JULIE lifts the curtain - and sees STU-BONE in his gas mask, bent over
in a weird crab like stance, chasing BUSTER around the yard with the
Monkeybone doll.
JULIE doesn't seem especially surprised - but ALICE's mouth falls open.
JULIE:
Actually, no, I don't think I'm overreacting.
EXT. BACK YARD - THAT MOMENT - NIGHT
BUSTER is apparently ALONE now - he's pacing in circles under a HIGH
TREE BRANCH, staring up and GROWLING. Someone throws a PINE CONE at the
picket fence. BUSTER'S HEAD TURNS, just for an instant -
STU-BONE
KREEEGAHHHH!!!
- and STU-BONE plunges out of the tree, DIRECTLY ON TOP OF THE DOG! The
two of them GRAPPLE, rolling around on the grass.
For a moment it looks like this battle royale could go either way. Then
STU-BONE gets on top of BUSTER, STRADDLES HIM, shoves the ASS of the
Monkeybone doll up against his muzzle...
FOONT! A purple cloud of NIGHTMARE GAS hits BUSTER in the face. The dog
goes limp. His eyes roll back in his head. He starts to TWITCH.
STU-BONE
Sweet dreams, you little bastard!
Disheveled but triumphant, STU-BONE stands up, pounds his chest with
both fists, and lets out a Tarzanian ROAR. Lights go on all over the
neighborhood. ANGRY NEIGHBORS poke their heads out the windows.
INT. GARAGE - NIGHT
STU-BONE skulks back into the garage. He throws back a tarp, revealing
HUNDREDS of boxed Monkeybone dolls, stacked so high they fill an entire
wall of the garage. He pulls out his turkey baster, cranks up the
clothesline, and goes to work.
EXT. BACK YARD - THAT MOMENT - NIGHT
CAMERA TRACKS IN on the twitching face of BUSTER, and we see
BUSTER'S DREAM (BLACK & WHITE)
A German-expressionist nightmare, all low angles and heavy shadows.
We're in some kind of OPERATING ROOM, where a struggling PATIENT is
being wheeled in on a tall, creaking GURNEY. Four ORDERLIES in surgical
masks are holding him down.
The PATIENT is BUSTER. And the ORDERLIES...are CATS.

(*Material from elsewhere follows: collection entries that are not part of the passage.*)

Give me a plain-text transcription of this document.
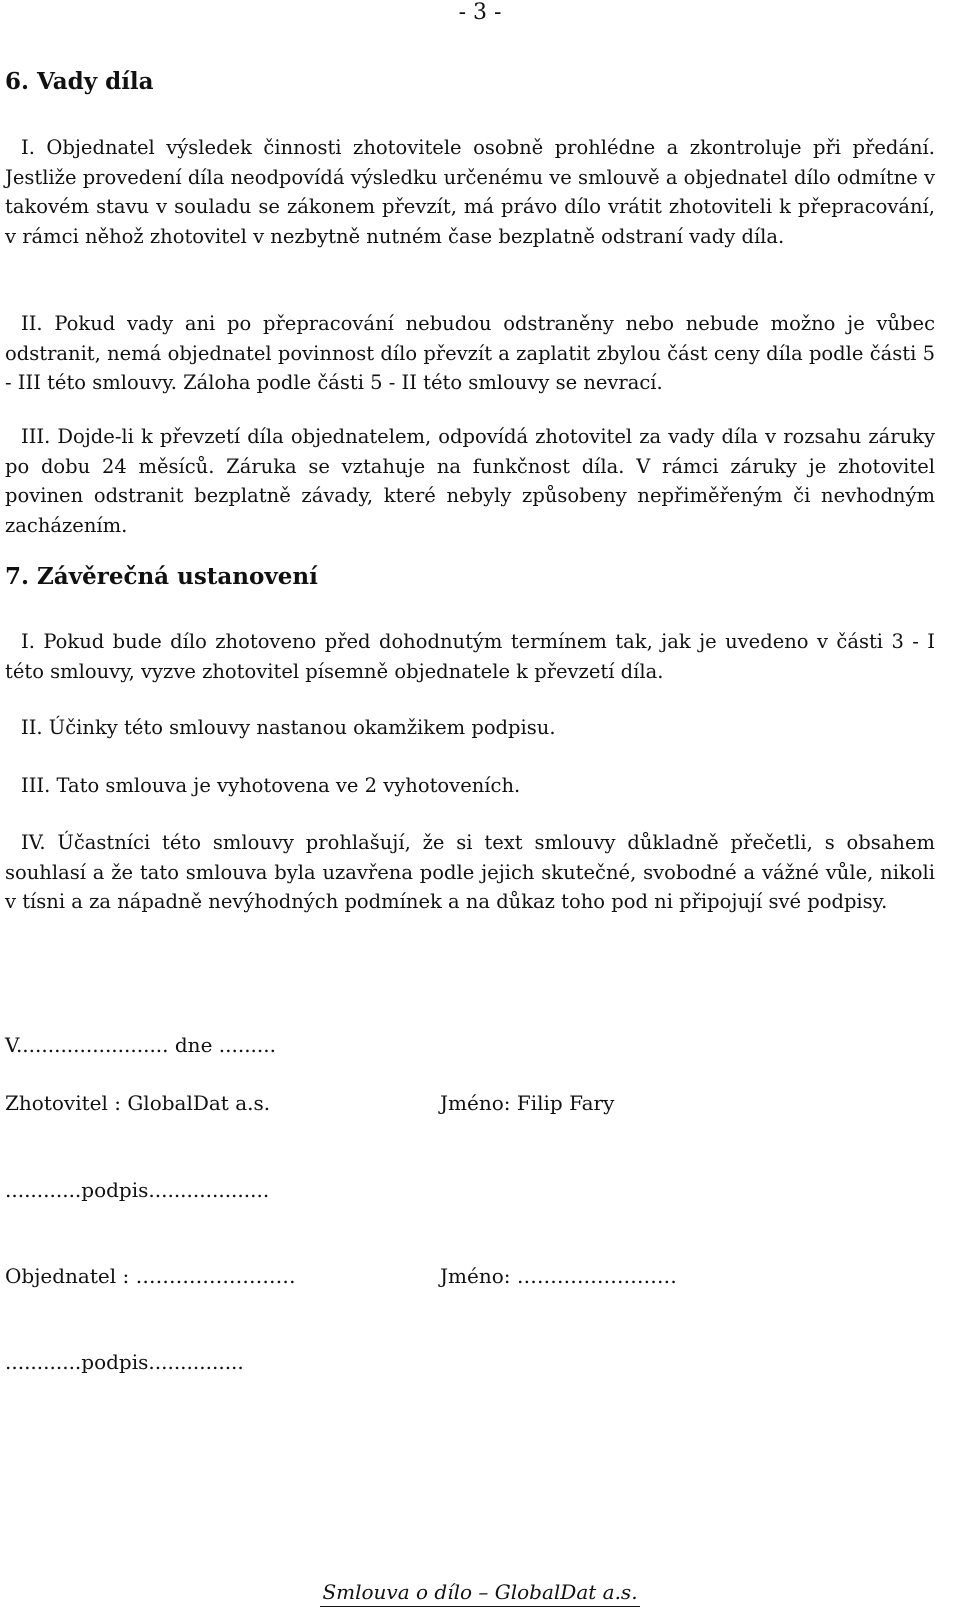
- 3 -
6. Vady díla

I. Objednatel výsledek činnosti zhotovitele osobně prohlédne a zkontroluje při předání. Jestliže provedení díla neodpovídá výsledku určenému ve smlouvě a objednatel dílo odmítne v takovém stavu v souladu se zákonem převzít, má právo dílo vrátit zhotoviteli k přepracování, v rámci něhož zhotovitel v nezbytně nutném čase bezplatně odstraní vady díla.

II. Pokud vady ani po přepracování nebudou odstraněny nebo nebude možno je vůbec odstranit, nemá objednatel povinnost dílo převzít a zaplatit zbylou část ceny díla podle části 5 - III této smlouvy. Záloha podle části 5 - II této smlouvy se nevrací.

III. Dojde-li k převzetí díla objednatelem, odpovídá zhotovitel za vady díla v rozsahu záruky po dobu 24 měsíců. Záruka se vztahuje na funkčnost díla. V rámci záruky je zhotovitel povinen odstranit bezplatně závady, které nebyly způsobeny nepřiměřeným či nevhodným zacházením.

7. Závěrečná ustanovení

I. Pokud bude dílo zhotoveno před dohodnutým termínem tak, jak je uvedeno v části 3 - I této smlouvy, vyzve zhotovitel písemně objednatele k převzetí díla.

II. Účinky této smlouvy nastanou okamžikem podpisu.

III. Tato smlouva je vyhotovena ve 2 vyhotoveních.

IV. Účastníci této smlouvy prohlašují, že si text smlouvy důkladně přečetli, s obsahem souhlasí a že tato smlouva byla uzavřena podle jejich skutečné, svobodné a vážné vůle, nikoli v tísni a za nápadně nevýhodných podmínek a na důkaz toho pod ni připojují své podpisy.

V........................ dne .........
Zhotovitel : GlobalDat a.s.	Jméno: Filip Fary
............podpis...................
Objednatel : ……………………	Jméno: ……………………
............podpis...............
Smlouva o dílo – GlobalDat a.s.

A CAT SURGEON draws the sheet back. Looks at the spreadeagled BUSTER.
And brandishes a big nasty pair of GARDEN SHEARS.
INT. HYP'S HIDEAWAY - THAT MOMENT - NIGHT
The Dark Town audience is scratching its collective head at Buster's
dream, which is showing in one of HYP'S NIGHTMARE ORBS. An angry HYPNOS
slams down the phone and storms across the dance floor to his big
circular bed.
HYPNOS:
Dog dreams!! That stinkin' monkey. I can't
believe it. We give him a body, and he sends us
...dogs.
A FELINE BEAUTY embraces him from behind, pulls him onto the bed.
KITTY:
Let's not think about dogs. Let's think about
pussycats. Meeowwwwwwrrrr....
She draws ONE SHARP CLAW lightly down his chest. He gives her a now-
you're-talkin' grin and hits a switch - causing the big circular bed to
ROTATE off the dance floor and into the boudoir.
As it turns, we see KITTY'S PAW closing discreetly around a KEY CHAIN on
the nightstand...
INT. DUNGEON - RIGHT
STU's curled up on the dank floor when he's awakened by the sound of a
VISITOR in the corridor outside - KITTY. She passes a sack containing
FOOD and BOTTLED WATER through the bars - and SHUSHES the astonished STU
before he can speak.
KITTY:
Shh! You'll need it when you're traveling.
Glancing back at the GUARDS, she pulls a KEY from her cleavage.
KITTY:
Don't ask where I got it.
STU:
You can't do this! You'll get in trouble!
KITTY:
You're the only true-hearted man I ever met. You
find a way back to that girl of yours and make
her happy.
STU:
How am I gonna get past the guards?
KITTY:
I'll worry about the guards.
(loudly)
OKAY, STU. SEE YOU IN A DAY OR TWO.
She turns down the corridor. STU stands there for a beat, GAPING at the
key in his hand.
Then he hears the sound of CARNAGE outside. A FEROCIOUS, BLOODY BATTLE
seems to be underway. Realizing that KITTY must be in trouble, he uses
the key to unlock the dungeon door.
INT. DUNGEON - THAT MOMENT - NIGHT
He finds KITTY hunched in the corner on all fours, surrounded by blood
and tufts of fur and an abandoned GUARD'S HAT.
KITTY:
Go. Just go.
STU:
Thanks, Kitty, I'll never forget you for th--
She looks up at him, feline eyes aglow. There's a three-foot-long
RODENT'S TAIL dangling out of her mouth.
STU:
I'll really...never...forget you.
He races off as KITTY resumes her feast. The sound of fighting has
roused the other DUNGEON DWELLERS, and when they realize the dungeon
door is open they come rushing out en masse.